As a teenager in Queens, N.Y., Jim Murphy dreamed of entering the diplomatic corps. But, when he was a senior in high school, an internship at WPIX-TV New York got him hooked on the TV business.

The career could have gone either way, he recalls, and was basically decided by the extra $1 per hour compared with a clerkship at the UN. That extra buck was a lot of money for a working-class kid in the '70s. "That's how I ended up in television," the executive producer of CBS Evening News
says with a laugh.

Murphy has been going to college—on and off—for some 20 years. He regrets never getting a degree—but not much. After all, he got the best television education achievable right in his own backyard: working at three New York stations in his teens and 20s.

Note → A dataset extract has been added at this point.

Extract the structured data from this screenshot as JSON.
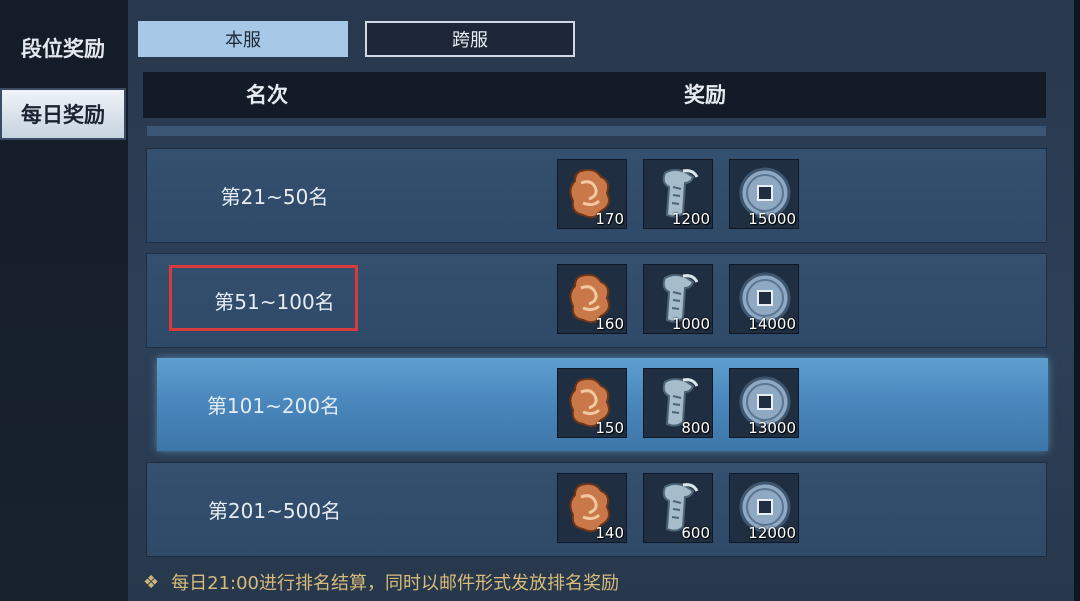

After his internship, WPIX-TV hired him full-time. Within six months, he was writing copy and shooting stories in the field. At PIX, he says, that wasn't unusual: Many of the writers and producers were in their teens and early 20s. "It was a place where, if you had any aptitude and willingness to learn, you moved around fast."

At 21, Murphy was hired away by WABC-TV and, within a year, was producing the 6 p.m. news. Four years after that, it was on to WCBS-TV and that station's 6 p.m. news.

After a couple of years there and a decade in the business, the thrill of local TV news began to wear thin. Bottom line, Murphy was tired of the body-bag beat. He wanted to be in network news, covering big national stories: "I was really sort of lost."

Then, in early 1988, he and movie critic Gene Siskel were stranded at the airport trying to get a flight to Chicago. They didn't know each other but struck up a conversation. Turned out Siskel's wife was a veteran of the New York TV-news wars. The upshot: Murphy was hired as a producer on Siskel & Ebert at the Movies.

It wasn't exactly network news. But the pay was good, and it was a ticket out of local news. "It was a cushy job," says Murphy. But he learned a lot about TV production. He had been "the young idealistic news boy. There, I learned that television and the way it's presented is really important to television viewers."

Deep down, though, Murphy is a news junkie at heart, and Siskel & Ebert
proved frustrating. Meanwhile, he and his wife, Adrienne, had been told by doctors that they couldn't have kids. So they decided to head back to New York to make a fresh start. On Murphy's last day at the Siskel & Ebert
show, however, they learned they were going to be parents.

They might have stayed in Chicago, Murphy says, but he had landed his dreamed-of network gig—sort of.

CBS had offered him a job as segment producer on CBS This Morning. It wasn't exactly what he had in mind, but then-CBS News President Eric Ober convinced him it would lead to other opportunities. A year later, he was named executive producer. For three-plus years, he worked hard trying to turn the broadcast around, like legions of producers before him.

In 1997, Murphy shifted to 48 Hours
and, in May 1999, became a supervising producer at the flagship Evening News
broadcast. Eight months later, he was named executive producer, a job he never thought he'd get because he wasn't a "lifer" working his way up through the Evening News
ranks.

He has extended his contract to 2006. After that, who knows? He's convinced that the network "is in the best shape it's been in in my adult life." It's just a matter of time, he believes, before the stations give the Evening News
the lead-in it needs to be competitive in the ratings.

He says he wants to be executive producer of Evening News as long as Dan Rather is in the anchor seat. And Rather is only 70, a spring chicken by CBS standards.